The group said there are almost 2,000 asylum-seeking and refugee children in Indonesia as of March, and that more than 1,000 arrived in 2012. They are fleeing persecution, violence, and poverty in Somalia, Afghanistan, Pakistan, Myanmar and elsewhere.

The report was based on interviews with more than 100 migrants, including children as young as 5, as well as Indonesian officials and staff members of non-governmental and intergovernmental organizations.

It said adults and children described abuse by guards or other detainees, including being kicked, punched, beaten with sticks, burned with cigarettes and subject to electric shocks.

Ida Bagus Adnyana, director of investigation and enforcement at the immigration office, denied the allegations.

“These are not true, that is made up. We regularly remind our officers about human rights,” Adnyana said. “I am the first official to be fired if these happened.”

He said migrant children are staying with their parents while those without parents are sheltered separately from adults.

“Even some of them are staying outside detention centers with adoptive parents,” he added.
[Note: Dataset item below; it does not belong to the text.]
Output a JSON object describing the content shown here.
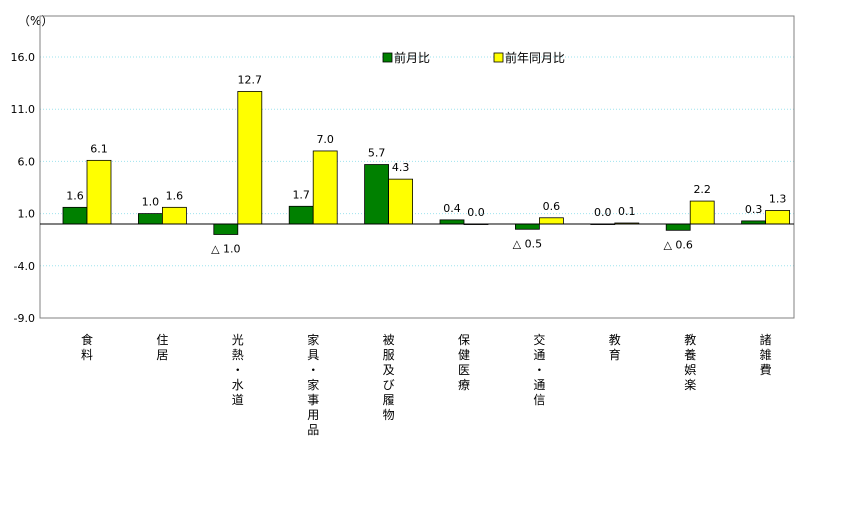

Alice Farmer, the group’s children’s rights researcher, said migrant and asylum-seeking children risk life and limb to flee their countries.

“Migrant children in Indonesia are trapped in a prolonged waiting game with no certain outcome,” Farmer said. “Desperate children will keep coming to Indonesia, and the government should step up to give them decent care.”

Indonesia, the world’s largest archipelagic nation with thousands of islands and miles (kilometers) of unpatrolled coastline, is a key transit point for smuggling migrants.

Hundreds of asylum-seekers from war-ravaged countries have died in sea accidents on the hazardous sea journey from Indonesia to Australia.